As to the last issue, counsel for Mr. Braden insists that sudden emergency is an affirmative defense and Rule 8.03 of the Tennessee Rules of Civil Procedure requires that it be specifically pleaded. Counsel concedes there is a split of authority in other jurisdictions regarding the question. We are inclined to believe that the doctrine is not an affirmative defense because the defenses enumerated in the Rule seek to avoid liability even though a party might otherwise be liable. Under the sudden emergency doctrine a party is guilty of no negligence because of the emergency, and thus there is nothing to avoid.

This reasoning applies equally to the so-called “unavoidable accident doctrine.” Thus, in accord with Braden, supra, we hold that the defenses of “sudden emergency” and “unavoidable accident” are not affirmative defenses, therefore, there was no cause for the trial judge to charge regarding the burden of proof in relation thereto.

The last issue raised by the appellant complains of the trial judge’s charge relating to the duty of all drivers to use due care when operating their vehicles. We note that this ground is not directly presented in the motion for a new trial. In the motion for a new trial, the appellant complains that the trial judge failed to charge on comparative negligence.

The charge of which the appellant complains is as follows:

So in conclusion, it was the duty of both drivers, of course, to exercise ordinary and reasonable care to obey the law. Any driver who failed to do so was guilty of negligence, and it’s for you to say if there was negligence on the part of the defendant in this case, and if so, whether his negligence was a proximate cause of the accident and any alleged injuries and damages that plaintiff claims to have suffered.

Firstly, we point out that the charge as given is not an incorrect statement of the law, nor can we discern how the plaintiff could have been prejudiced thereby. In any event, even if the charge should not have been given, it is of no significance to the *871outcome of this ease. The jury in its verdict specifically found that the defendant was not guilty of proximate negligence.

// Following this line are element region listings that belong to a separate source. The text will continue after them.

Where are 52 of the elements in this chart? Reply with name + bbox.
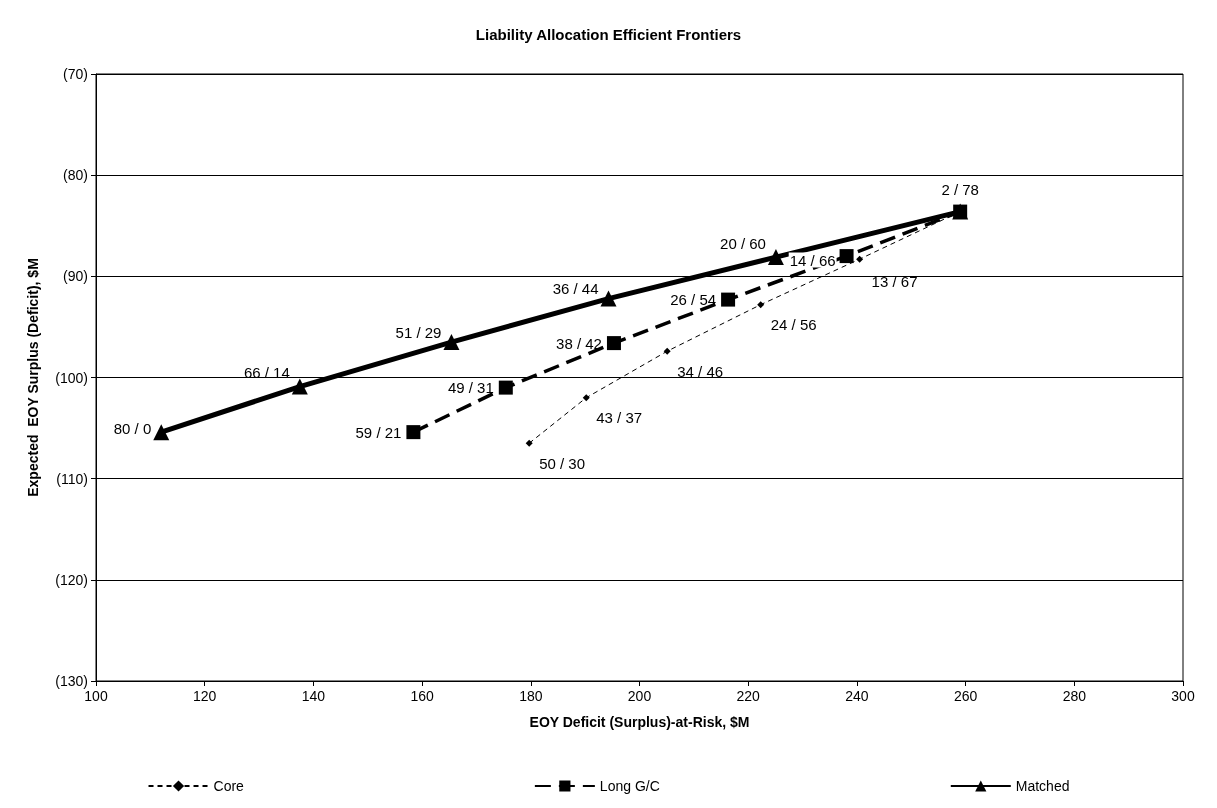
annotation: 36 / 44 [552,280,599,298]
point [406,425,421,440]
point [153,424,170,441]
point [757,301,765,309]
annotation: 59 / 21 [355,423,402,441]
x-tick-label: 140 [301,688,326,704]
x-tick-label: 200 [627,688,652,704]
x-tick-label: 100 [84,688,108,704]
point [721,292,736,307]
x-axis-title: EOY Deficit (Surplus)-at-Risk, $M [529,714,750,730]
annotation: 14 / 66 [789,251,836,269]
y-tick-label: (130) [55,673,88,689]
point [600,290,617,307]
annotation: 20 / 60 [720,234,766,252]
point [839,249,854,264]
annotation: 2 / 78 [941,181,979,199]
point [443,334,460,351]
annotation: 43 / 37 [596,409,643,427]
point [582,394,590,402]
annotation: 24 / 56 [770,316,817,334]
point [498,380,513,395]
y-tick-label: (120) [55,571,88,588]
chart-title: Liability Allocation Efficient Frontiers [475,26,742,43]
annotation: 50 / 30 [539,454,586,472]
x-tick-label: 220 [736,688,761,704]
legend-label: Matched [1015,778,1070,794]
annotation: 26 / 54 [670,291,717,309]
point [606,336,621,351]
annotation: 34 / 46 [677,362,724,380]
y-tick-label: (70) [63,66,88,82]
point [291,378,308,395]
y-tick-label: (90) [63,268,88,285]
annotation: 80 / 0 [113,419,152,437]
annotation: 49 / 31 [447,379,494,397]
y-axis-title: Expected EOY Surplus (Deficit), $M [25,258,41,497]
x-tick-label: 120 [193,688,217,704]
y-tick-label: (100) [55,369,88,386]
legend-label: Core [213,778,245,794]
x-tick-label: 260 [953,688,978,704]
point [525,439,533,447]
x-tick-label: 300 [1171,688,1195,704]
y-tick-label: (80) [63,167,88,184]
x-tick-label: 280 [1062,688,1087,704]
x-tick-label: 160 [410,688,434,704]
annotation: 51 / 29 [395,323,442,341]
legend-label: Long G/C [599,778,660,794]
x-tick-label: 180 [519,688,543,704]
x-tick-label: 240 [845,688,869,704]
y-tick-label: (110) [56,470,88,487]
point [767,249,784,266]
point [663,347,671,355]
point [856,255,864,263]
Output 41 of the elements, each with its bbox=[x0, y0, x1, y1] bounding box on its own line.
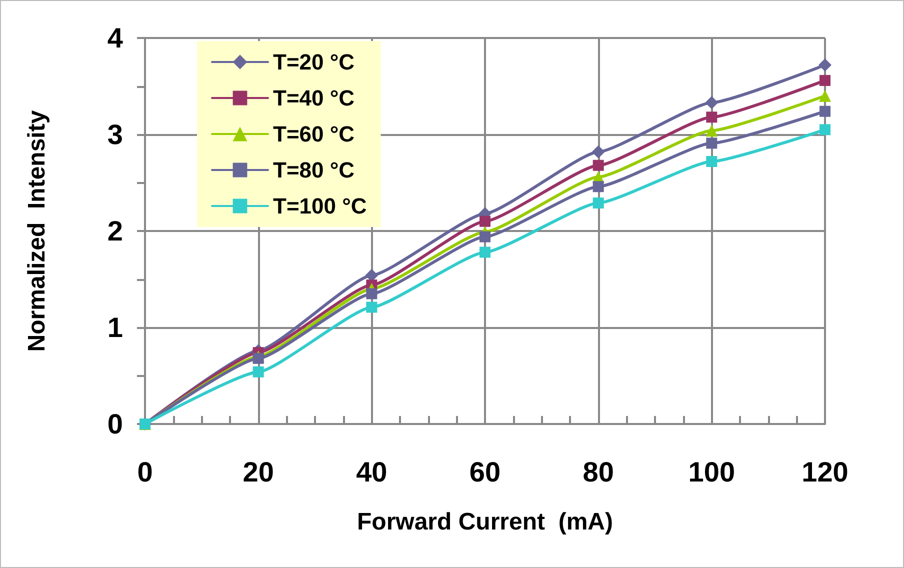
y-tick-label: 2 bbox=[107, 216, 123, 246]
point bbox=[706, 156, 718, 168]
x-tick-label: 80 bbox=[582, 456, 614, 488]
point bbox=[480, 216, 490, 227]
point bbox=[252, 366, 264, 378]
y-tick-label: 4 bbox=[107, 22, 124, 54]
point bbox=[706, 112, 718, 123]
point bbox=[820, 124, 830, 136]
legend-label: T=20 °C bbox=[273, 50, 355, 74]
y-tick-label: 3 bbox=[107, 119, 123, 150]
point bbox=[592, 198, 604, 209]
legend-label: T=60 °C bbox=[273, 122, 355, 146]
x-tick-label: 20 bbox=[242, 456, 274, 488]
point bbox=[480, 246, 490, 258]
legend-label: T=40 °C bbox=[273, 86, 355, 110]
point bbox=[820, 74, 830, 86]
x-tick-label: 120 bbox=[802, 456, 848, 488]
point bbox=[706, 124, 718, 137]
y-tick-label: 0 bbox=[107, 408, 123, 440]
point bbox=[818, 58, 832, 72]
x-tick-label: 60 bbox=[469, 456, 501, 488]
legend-label: T=100 °C bbox=[273, 194, 367, 218]
point bbox=[706, 138, 718, 149]
x-axis-title: Forward Current (mA) bbox=[356, 508, 614, 536]
point bbox=[592, 181, 604, 192]
point bbox=[366, 288, 378, 300]
y-axis-title: Normalized Intensity bbox=[24, 110, 50, 352]
x-tick-label: 100 bbox=[688, 456, 736, 488]
point bbox=[705, 96, 718, 110]
point bbox=[592, 145, 605, 158]
x-tick-label: 40 bbox=[356, 456, 388, 488]
y-tick-label: 1 bbox=[107, 312, 123, 343]
point bbox=[366, 302, 378, 313]
point bbox=[252, 352, 264, 364]
point bbox=[480, 231, 490, 242]
point bbox=[365, 268, 378, 282]
point bbox=[819, 90, 831, 102]
point bbox=[592, 160, 604, 171]
x-tick-label: 0 bbox=[137, 456, 153, 488]
point bbox=[820, 106, 830, 117]
legend-label: T=80 °C bbox=[273, 158, 355, 182]
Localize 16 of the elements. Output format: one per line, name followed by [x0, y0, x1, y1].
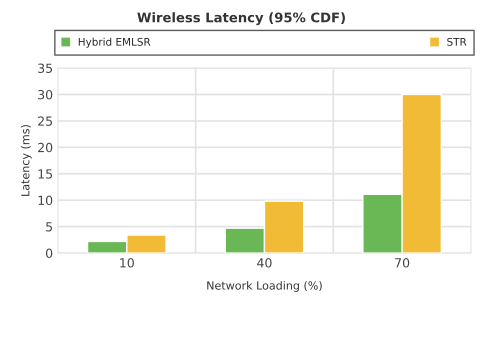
y-tick-label: 25 — [38, 116, 52, 126]
y-tick-label: 5 — [46, 222, 52, 232]
y-tick-label: 20 — [38, 142, 52, 152]
legend-label: Hybrid EMLSR — [78, 38, 150, 48]
y-tick-label: 35 — [38, 64, 52, 73]
y-tick-label: 30 — [38, 90, 52, 100]
x-tick-label: 70 — [395, 258, 410, 268]
y-axis-title: Latency (ms) — [20, 125, 32, 196]
y-tick-label: 0 — [46, 248, 52, 258]
x-tick-label: 40 — [257, 258, 272, 268]
legend-label: STR — [447, 38, 466, 46]
y-tick-label: 15 — [38, 169, 52, 179]
x-axis-title: Network Loading (%) — [207, 281, 322, 292]
x-tick-label: 10 — [120, 258, 134, 268]
y-tick-label: 10 — [38, 196, 52, 206]
chart-title: Wireless Latency (95% CDF) — [137, 12, 345, 26]
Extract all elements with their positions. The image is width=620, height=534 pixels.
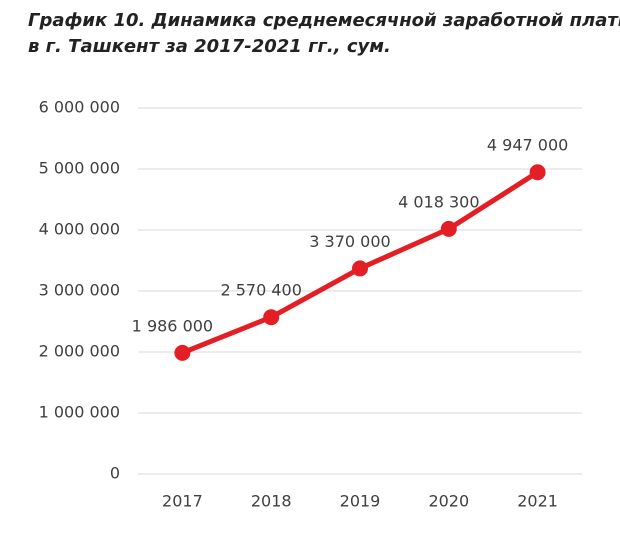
chart-title: График 10. Динамика среднемесячной зараб…	[28, 10, 620, 31]
marker	[529, 164, 546, 181]
x-tick-label: 2021	[517, 492, 558, 511]
marker	[263, 309, 280, 326]
x-tick-label: 2020	[428, 492, 469, 511]
data-label: 2 570 400	[220, 281, 301, 300]
y-tick-label: 3 000 000	[39, 281, 120, 300]
marker	[352, 260, 368, 277]
y-tick-label: 2 000 000	[39, 342, 120, 361]
y-tick-label: 0	[110, 464, 120, 483]
data-label: 4 947 000	[487, 136, 568, 155]
y-tick-label: 1 000 000	[39, 403, 120, 422]
chart-title: в г. Ташкент за 2017-2021 гг., сум.	[28, 36, 391, 57]
data-label: 4 018 300	[398, 192, 479, 211]
y-tick-label: 5 000 000	[39, 159, 120, 178]
marker	[440, 220, 457, 237]
x-tick-label: 2019	[340, 492, 381, 511]
y-tick-label: 4 000 000	[39, 220, 120, 239]
y-tick-label: 6 000 000	[39, 98, 120, 117]
data-label: 1 986 000	[132, 316, 213, 335]
marker	[174, 344, 191, 361]
x-tick-label: 2017	[162, 492, 203, 511]
x-tick-label: 2018	[251, 492, 292, 511]
data-label: 3 370 000	[309, 232, 390, 251]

After the verdict was reported in favor of the defendant, the trial court posed the following question to the jury:

Now, let me ask you this question: Does this verdict that you have announced, then, mean that you either find that Mr. Higgins (sic) was not negligent or that any negligence on his part was not a proximate cause of the accident and injury or loss of damage to plaintiff? If that is what you have found, indicate by raising your right hand each one of you.
Everybody has found — you all agree that the defendant is not negligent? Everybody who agrees that the defendant was not negligent, raise your right hand. All right. Let the record indicate that all hands were raised.

In view of the finding of no negligence on the part of the defendant, it matters little whether or not the plaintiff was or was not guilty of any degree of negligence. We find no merit in the appellant’s last issue.

The judgment of the trial court is affirmed. Costs are assessed to the appellant and this ease is remanded to the trial court.

GODDARD, P.J. (E.S.), and FRANKS, J., concur.